Farther the time of actual impact, higher would be the likelihood of the industry participants
taking pricing and cost actions to partially/completely mitigate the impact.
Key areas that D-NTP 2011 should, but may or may not, address
The current regulatory framework for the industry is a combination of NTP-99 and several
appendages (subsequent amendments and new notifications) on top of it. Several of these
amendments and/or notifications have arguably been arbitrary and do not sum up a coherent
regulatory framework. Many of these regulatory decisions have been questioned recently;
arguments for and against these decisions have been made, from causing loss to the exchequer to
distorting the level playing field in the industry, among others.
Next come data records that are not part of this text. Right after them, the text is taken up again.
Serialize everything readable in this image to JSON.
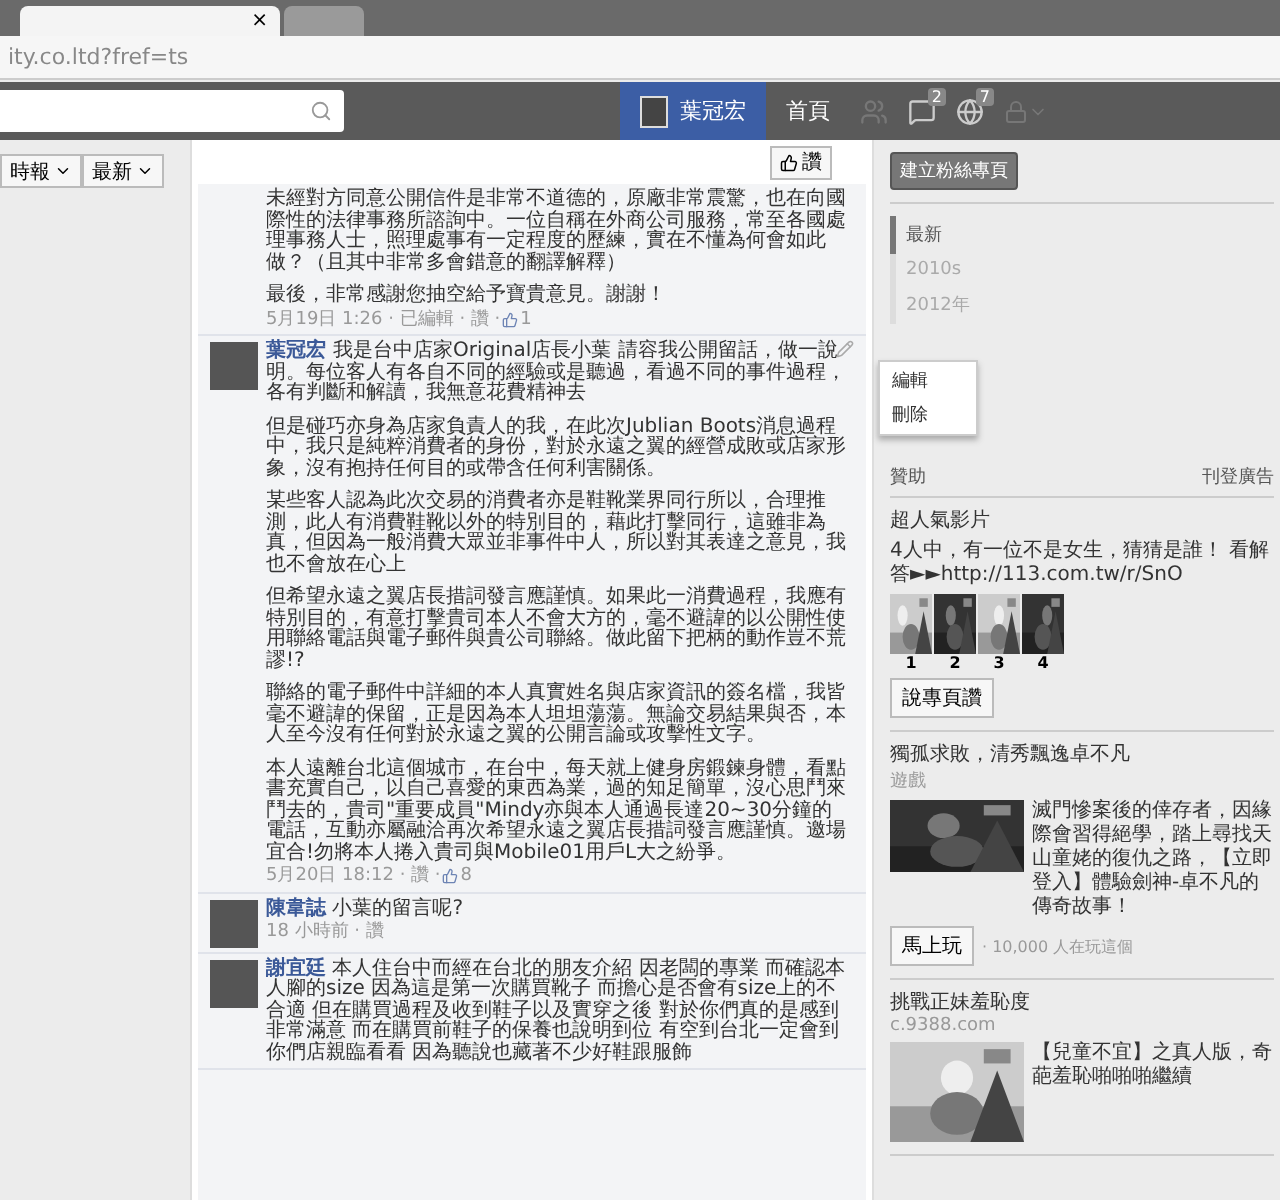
{
  "browser": {
    "tabs": [
      {
        "label": "×",
        "selected": true
      },
      {
        "selected": false
      }
    ],
    "address": "ity.co.ltd?fref=ts"
  },
  "topbar": {
    "nav": [
      {
        "label": "葉冠宏",
        "selected": true,
        "kind": "profile"
      },
      {
        "label": "首頁",
        "selected": false,
        "kind": "link"
      }
    ],
    "badges": [
      {
        "kind": "messages",
        "count": "2"
      },
      {
        "kind": "notifications",
        "count": "7"
      }
    ]
  },
  "filters": [
    "時報",
    "最新"
  ],
  "like_button": "讚",
  "comments": [
    {
      "paragraphs": [
        "未經對方同意公開信件是非常不道德的，原廠非常震驚，也在向國際性的法律事務所諮詢中。一位自稱在外商公司服務，常至各國處理事務人士，照理處事有一定程度的歷練，實在不懂為何會如此做？（且其中非常多會錯意的翻譯解釋）",
        "最後，非常感謝您抽空給予寶貴意見。謝謝！"
      ],
      "meta": "5月19日 1:26 · 已編輯 · 讚 · ",
      "likes": "1"
    },
    {
      "author": "葉冠宏",
      "lead": "我是台中店家Original店長小葉",
      "paragraphs": [
        "請容我公開留話，做一說明。每位客人有各自不同的經驗或是聽過，看過不同的事件過程，各有判斷和解讀，我無意花費精神去",
        "但是碰巧亦身為店家負責人的我，在此次Jublian Boots消息過程中，我只是純粹消費者的身份，對於永遠之翼的經營成敗或店家形象，沒有抱持任何目的或帶含任何利害關係。",
        "某些客人認為此次交易的消費者亦是鞋靴業界同行所以，合理推測，此人有消費鞋靴以外的特別目的，藉此打擊同行，這雖非為真，但因為一般消費大眾並非事件中人，所以對其表達之意見，我也不會放在心上",
        "但希望永遠之翼店長措詞發言應謹慎。如果此一消費過程，我應有特別目的，有意打擊貴司本人不會大方的，毫不避諱的以公開性使用聯絡電話與電子郵件與貴公司聯絡。做此留下把柄的動作豈不荒謬!?",
        "聯絡的電子郵件中詳細的本人真實姓名與店家資訊的簽名檔，我皆毫不避諱的保留，正是因為本人坦坦蕩蕩。無論交易結果與否，本人至今沒有任何對於永遠之翼的公開言論或攻擊性文字。",
        "本人遠離台北這個城市，在台中，每天就上健身房鍛鍊身體，看點書充實自己，以自己喜愛的東西為業，過的知足簡單，沒心思鬥來鬥去的，貴司\"重要成員\"Mindy亦與本人通過長達20~30分鐘的電話，互動亦屬融洽再次希望永遠之翼店長措詞發言應謹慎。邀場宜合!勿將本人捲入貴司與Mobile01用戶L大之紛爭。"
      ],
      "meta": "5月20日 18:12 · 讚 · ",
      "likes": "8",
      "menu": [
        "編輯",
        "刪除"
      ]
    }
  ],
  "replies": [
    {
      "author": "陳韋誌",
      "text": "小葉的留言呢?",
      "meta": "18 小時前 · 讚"
    },
    {
      "author": "謝宜廷",
      "text": "本人住台中而經在台北的朋友介紹 因老闆的專業 而確認本人腳的size 因為這是第一次購買靴子 而擔心是否會有size上的不合適 但在購買過程及收到鞋子以及實穿之後 對於你們真的是感到非常滿意 而在購買前鞋子的保養也說明到位 有空到台北一定會到你們店親臨看看 因為聽說也藏著不少好鞋跟服飾"
    }
  ],
  "sidebar": {
    "create_page": "建立粉絲專頁",
    "timeline": [
      {
        "label": "最新",
        "selected": true
      },
      {
        "label": "2010s",
        "selected": false
      },
      {
        "label": "2012年",
        "selected": false
      }
    ],
    "sponsored": "贊助",
    "create_ad": "刊登廣告",
    "ads": [
      {
        "title": "超人氣影片",
        "body": "4人中，有一位不是女生，猜猜是誰！ 看解答►►http://113.com.tw/r/SnO",
        "kind": "gallery",
        "thumbs": [
          "1",
          "2",
          "3",
          "4"
        ],
        "button": "說專頁讚"
      },
      {
        "title": "獨孤求敗，清秀飄逸卓不凡",
        "source": "遊戲",
        "body": "滅門慘案後的倖存者，因緣際會習得絕學，踏上尋找天山童姥的復仇之路，【立即登入】體驗劍神-卓不凡的傳奇故事！",
        "kind": "side",
        "button": "馬上玩",
        "note": "· 10,000 人在玩這個"
      },
      {
        "title": "挑戰正妹羞恥度",
        "source": "c.9388.com",
        "body": "【兒童不宜】之真人版，奇葩羞恥啪啪啪繼續",
        "kind": "side"
      }
    ]
  }
}
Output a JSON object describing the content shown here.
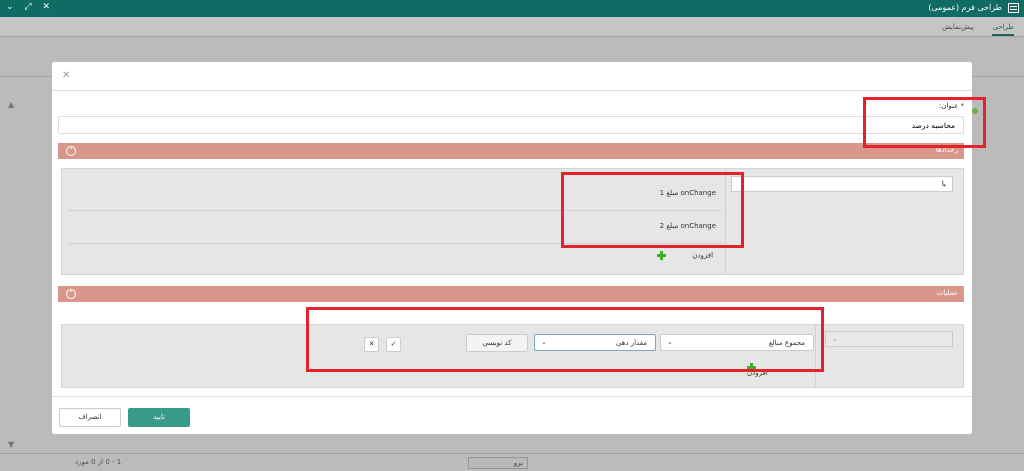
{
  "window": {
    "title": "طراحی فرم (عمومی)",
    "controls": "⌄ ⤢ ✕"
  },
  "background": {
    "tab_design": "طراحی",
    "tab_preview": "پیش‌نمایش",
    "paging_info": "1 - 0 از 0 مورد",
    "pager_text": "برو"
  },
  "modal": {
    "close": "✕",
    "title_label": "* عنوان:",
    "title_value": "محاسبه درصد",
    "sections": {
      "triggers": {
        "label": "رخدادها",
        "collapse": "⌃",
        "variable_value": "با",
        "params": [
          "مبلغ 1 onChange",
          "مبلغ 2 onChange"
        ],
        "add_label": "افزودن"
      },
      "operations": {
        "label": "عملیات",
        "collapse": "⌃",
        "left_select": "",
        "func_select": "مجموع مبالغ",
        "assign_select": "مقدار دهی",
        "code_button": "کد نویسی",
        "confirm_icon": "✓",
        "remove_icon": "✕",
        "add_label": "افزودن"
      }
    },
    "ok_label": "تایید",
    "cancel_label": "انصراف"
  },
  "colors": {
    "titlebar": "#0f6b63",
    "section_header": "#d9978c",
    "ok_button": "#3a9a8a",
    "highlight": "#e3232c",
    "plus": "#3fae2a"
  }
}
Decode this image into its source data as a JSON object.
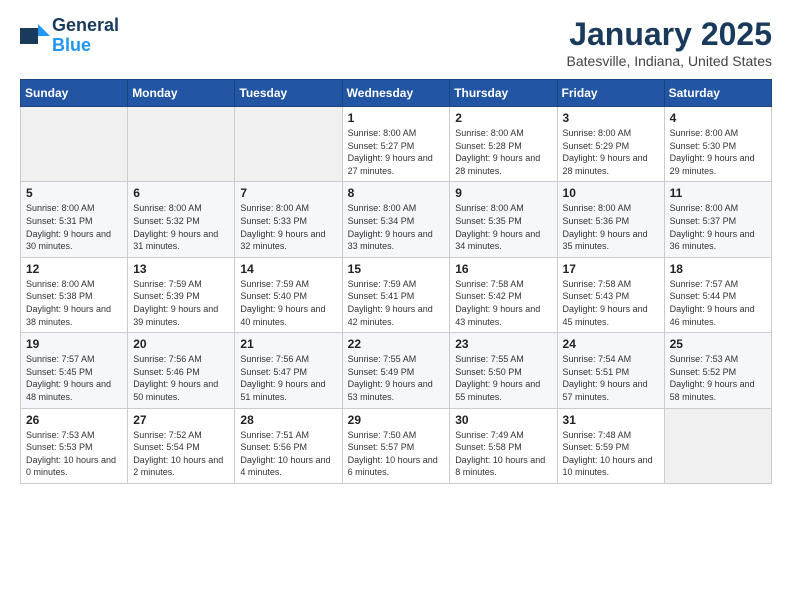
{
  "logo": {
    "line1": "General",
    "line2": "Blue"
  },
  "header": {
    "title": "January 2025",
    "subtitle": "Batesville, Indiana, United States"
  },
  "weekdays": [
    "Sunday",
    "Monday",
    "Tuesday",
    "Wednesday",
    "Thursday",
    "Friday",
    "Saturday"
  ],
  "weeks": [
    [
      {
        "day": "",
        "info": ""
      },
      {
        "day": "",
        "info": ""
      },
      {
        "day": "",
        "info": ""
      },
      {
        "day": "1",
        "info": "Sunrise: 8:00 AM\nSunset: 5:27 PM\nDaylight: 9 hours and 27 minutes."
      },
      {
        "day": "2",
        "info": "Sunrise: 8:00 AM\nSunset: 5:28 PM\nDaylight: 9 hours and 28 minutes."
      },
      {
        "day": "3",
        "info": "Sunrise: 8:00 AM\nSunset: 5:29 PM\nDaylight: 9 hours and 28 minutes."
      },
      {
        "day": "4",
        "info": "Sunrise: 8:00 AM\nSunset: 5:30 PM\nDaylight: 9 hours and 29 minutes."
      }
    ],
    [
      {
        "day": "5",
        "info": "Sunrise: 8:00 AM\nSunset: 5:31 PM\nDaylight: 9 hours and 30 minutes."
      },
      {
        "day": "6",
        "info": "Sunrise: 8:00 AM\nSunset: 5:32 PM\nDaylight: 9 hours and 31 minutes."
      },
      {
        "day": "7",
        "info": "Sunrise: 8:00 AM\nSunset: 5:33 PM\nDaylight: 9 hours and 32 minutes."
      },
      {
        "day": "8",
        "info": "Sunrise: 8:00 AM\nSunset: 5:34 PM\nDaylight: 9 hours and 33 minutes."
      },
      {
        "day": "9",
        "info": "Sunrise: 8:00 AM\nSunset: 5:35 PM\nDaylight: 9 hours and 34 minutes."
      },
      {
        "day": "10",
        "info": "Sunrise: 8:00 AM\nSunset: 5:36 PM\nDaylight: 9 hours and 35 minutes."
      },
      {
        "day": "11",
        "info": "Sunrise: 8:00 AM\nSunset: 5:37 PM\nDaylight: 9 hours and 36 minutes."
      }
    ],
    [
      {
        "day": "12",
        "info": "Sunrise: 8:00 AM\nSunset: 5:38 PM\nDaylight: 9 hours and 38 minutes."
      },
      {
        "day": "13",
        "info": "Sunrise: 7:59 AM\nSunset: 5:39 PM\nDaylight: 9 hours and 39 minutes."
      },
      {
        "day": "14",
        "info": "Sunrise: 7:59 AM\nSunset: 5:40 PM\nDaylight: 9 hours and 40 minutes."
      },
      {
        "day": "15",
        "info": "Sunrise: 7:59 AM\nSunset: 5:41 PM\nDaylight: 9 hours and 42 minutes."
      },
      {
        "day": "16",
        "info": "Sunrise: 7:58 AM\nSunset: 5:42 PM\nDaylight: 9 hours and 43 minutes."
      },
      {
        "day": "17",
        "info": "Sunrise: 7:58 AM\nSunset: 5:43 PM\nDaylight: 9 hours and 45 minutes."
      },
      {
        "day": "18",
        "info": "Sunrise: 7:57 AM\nSunset: 5:44 PM\nDaylight: 9 hours and 46 minutes."
      }
    ],
    [
      {
        "day": "19",
        "info": "Sunrise: 7:57 AM\nSunset: 5:45 PM\nDaylight: 9 hours and 48 minutes."
      },
      {
        "day": "20",
        "info": "Sunrise: 7:56 AM\nSunset: 5:46 PM\nDaylight: 9 hours and 50 minutes."
      },
      {
        "day": "21",
        "info": "Sunrise: 7:56 AM\nSunset: 5:47 PM\nDaylight: 9 hours and 51 minutes."
      },
      {
        "day": "22",
        "info": "Sunrise: 7:55 AM\nSunset: 5:49 PM\nDaylight: 9 hours and 53 minutes."
      },
      {
        "day": "23",
        "info": "Sunrise: 7:55 AM\nSunset: 5:50 PM\nDaylight: 9 hours and 55 minutes."
      },
      {
        "day": "24",
        "info": "Sunrise: 7:54 AM\nSunset: 5:51 PM\nDaylight: 9 hours and 57 minutes."
      },
      {
        "day": "25",
        "info": "Sunrise: 7:53 AM\nSunset: 5:52 PM\nDaylight: 9 hours and 58 minutes."
      }
    ],
    [
      {
        "day": "26",
        "info": "Sunrise: 7:53 AM\nSunset: 5:53 PM\nDaylight: 10 hours and 0 minutes."
      },
      {
        "day": "27",
        "info": "Sunrise: 7:52 AM\nSunset: 5:54 PM\nDaylight: 10 hours and 2 minutes."
      },
      {
        "day": "28",
        "info": "Sunrise: 7:51 AM\nSunset: 5:56 PM\nDaylight: 10 hours and 4 minutes."
      },
      {
        "day": "29",
        "info": "Sunrise: 7:50 AM\nSunset: 5:57 PM\nDaylight: 10 hours and 6 minutes."
      },
      {
        "day": "30",
        "info": "Sunrise: 7:49 AM\nSunset: 5:58 PM\nDaylight: 10 hours and 8 minutes."
      },
      {
        "day": "31",
        "info": "Sunrise: 7:48 AM\nSunset: 5:59 PM\nDaylight: 10 hours and 10 minutes."
      },
      {
        "day": "",
        "info": ""
      }
    ]
  ]
}
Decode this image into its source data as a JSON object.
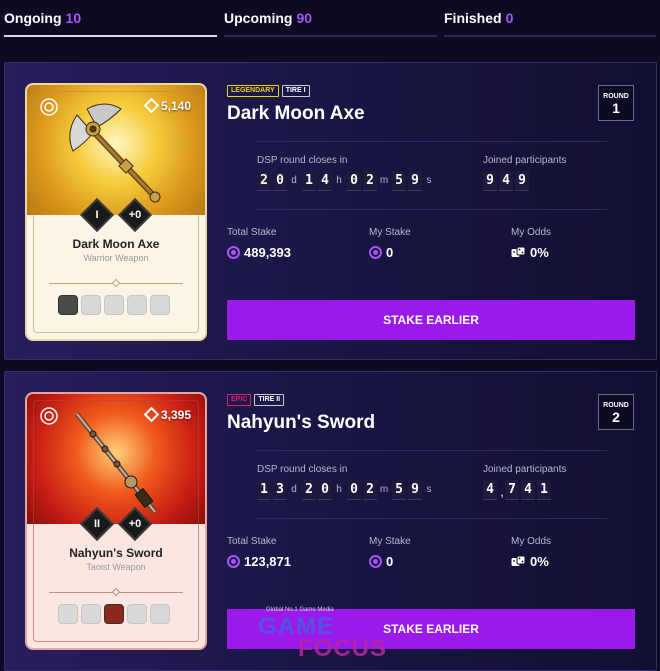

This drove the need for a
comprehensive relook at the policy framework – D-NTP 2011 is the outcome of this re-look
process and is expected to serve as a policy framework for the future and (if possible) to also
correct some of the decisions made in the past.
Whether D-NTP 2011 delivers on these expectations and sets a clear and comprehensive regulatory
framework or not remains to be seen. Nonetheless, key areas for which we hope to see regulatory
direction include (1) spectrum framework – pricing philosophy, future allocation guidelines,
retrospective charges, refarming etc., (2) licensing framework, especially wrt impact on roaming
and license fee structure, (3) M&A regulations, and (4) spectrum sharing/ trading. We discuss each
of these and their impact on listed players in detail later in this note.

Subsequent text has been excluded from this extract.